PA: Vos antes mencionabas cuando me presentabas que en 2024 tuve la suerte de ganar el Premio L'Oréal-UNESCO. En realidad es un reconocimiento muy importante en lo que tiene que ver con hacer buena publicidad de lo que hacemos las científicas en nuestro país, pero también es dinero. Ese dinero, desde 2024 hasta ahora, ha permitido sostener muchas de las actividades de nuestro laboratorio, y por ahora no estamos todavía en la condición de tener que elegir nuestros experimentos. Ahora estamos cuidándonos todo el tiempo: nosotros nunca fuimos de derrochar, porque no nos gusta, porque no nos parece, pero ahora todo se ve con más detalle. Tenemos que pedir más presupuestos antes de comprar cualquier cosa, estar asegurándonos de que las cosas se usen hasta el último mililitro, hasta el último recurso. Pero eso te digo que es específico de nuestro caso: no hemos tenido que cortar con nada. No sé cuánto va a durar esto, pero por ahora vamos apechugando.

APU: Volviendo al tema de la nanotecnología y vinculándolo con lo que planteabas sobre el sistema científico nacional: ¿Dónde creés que debería apuntar el país en este tema?

PA: Creo que tiene mucho que ver con todo lo relacionado con enfermedades desatendidas, por ejemplo. Hay bastante desarrollo en Argentina en detección de enfermedades desatendidas, algo que combina la potencialidad de la nanotecnología con la tradición científica argentina. Pero yo, como persona que se dedica a la ciencia básica, no quiero dejar de destacar que no podemos abandonar ese aspecto, porque todos —y eso lo destaca todo el mundo, yo he estado afuera y la gente realmente lo destaca— tenemos una formación de excelencia a nivel universitario. Nuestros egresados son de primer nivel internacional, mejores que los de muchas potencias. Y a esa gente la educan, al menos en nuestra área, los investigadores e investigadoras que trabajan tanto en ciencia básica como en ciencia aplicada. Eso también es importante no cortarlo, no dejar de construirlo.
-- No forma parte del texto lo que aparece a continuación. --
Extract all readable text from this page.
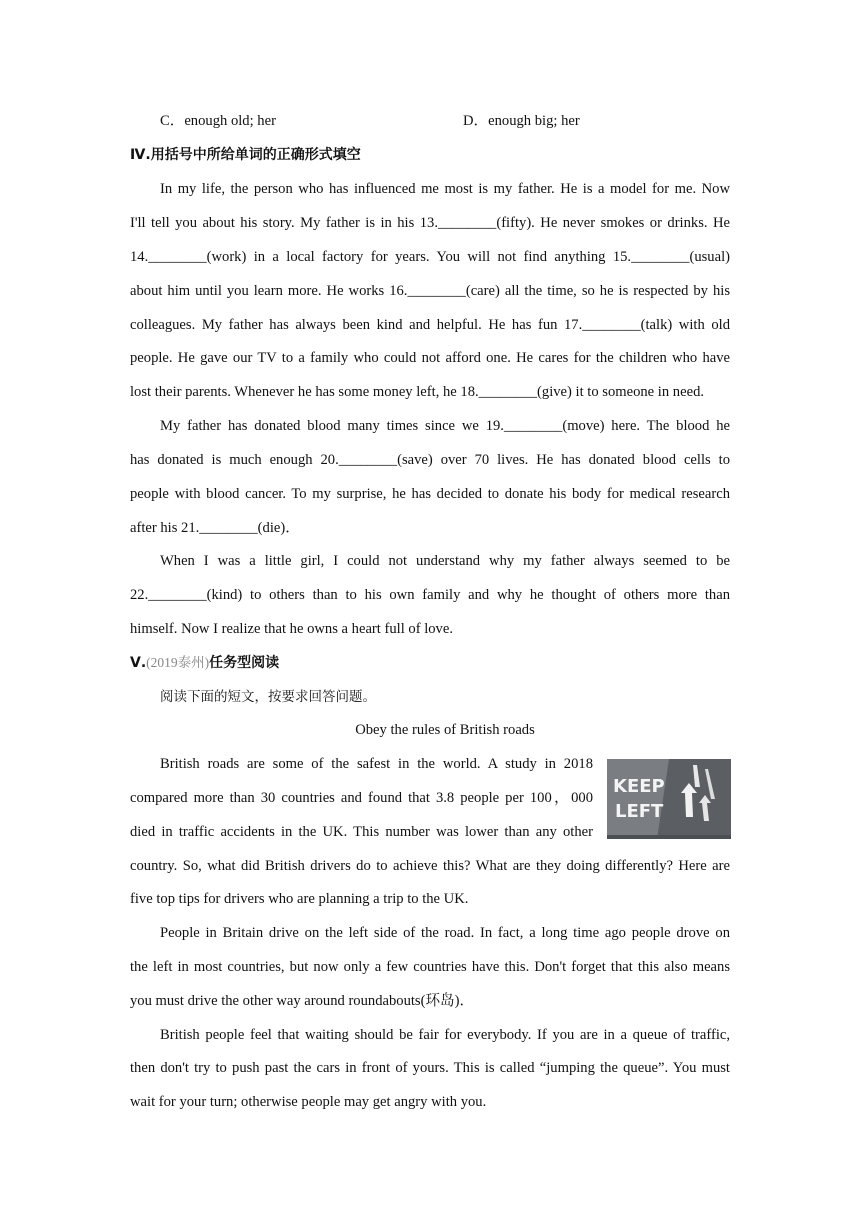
C．enough old; her	D．enough big; her
Ⅳ.用括号中所给单词的正确形式填空
In my life, the person who has influenced me most is my father. He is a model for me. Now
I'll tell you about his story. My father is in his 13.________(fifty). He never smokes or drinks. He
14.________(work) in a local factory for years. You will not find anything 15.________(usual)
about him until you learn more. He works 16.________(care) all the time, so he is respected by his
colleagues. My father has always been kind and helpful. He has fun 17.________(talk) with old
people. He gave our TV to a family who could not afford one. He cares for the children who have
lost their parents. Whenever he has some money left, he 18.________(give) it to someone in need.
My father has donated blood many times since we 19.________(move) here. The blood he
has donated is much enough 20.________(save) over 70 lives. He has donated blood cells to
people with blood cancer. To my surprise, he has decided to donate his body for medical research
after his 21.________(die)．
When I was a little girl, I could not understand why my father always seemed to be
22.________(kind) to others than to his own family and why he thought of others more than
himself. Now I realize that he owns a heart full of love.
Ⅴ.(2019泰州)任务型阅读
阅读下面的短文，按要求回答问题。
Obey the rules of British roads
KEEP
LEFT
British roads are some of the safest in the world. A study in 2018
compared more than 30 countries and found that 3.8 people per 100，000
died in traffic accidents in the UK. This number was lower than any other
country. So, what did British drivers do to achieve this? What are they doing differently? Here are
five top tips for drivers who are planning a trip to the UK.
People in Britain drive on the left side of the road. In fact, a long time ago people drove on
the left in most countries, but now only a few countries have this. Don't forget that this also means
you must drive the other way around roundabouts(环岛)．
British people feel that waiting should be fair for everybody. If you are in a queue of traffic,
then don't try to push past the cars in front of yours. This is called “jumping the queue”. You must
wait for your turn; otherwise people may get angry with you.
Me parece que seguir avanzando en ciencia básica es importante, y en lo que tiene que ver con ciencia aplicada y tecnología, creo que hay mucha oportunidad en la interacción entre bio y nanotecnología, entre medicina y nanotecnología. Ahí creo que Argentina tiene mucho para aportar, y de hecho ya aporta: hay empresas argentinas dedicadas al tema, cada vez más startups, empresas pequeñas que surgen a partir de grupos de investigación o de gente formada, en general, por las universidades públicas, que empieza a desarrollar productos basados en nanotecnología. Ahí es donde creo que tenemos la mayor posibilidad. Esto es una opinión personal, no me he dedicado a la política científica como para decir algo más que eso, pero es lo que veo por haber trabajado un poco en el área.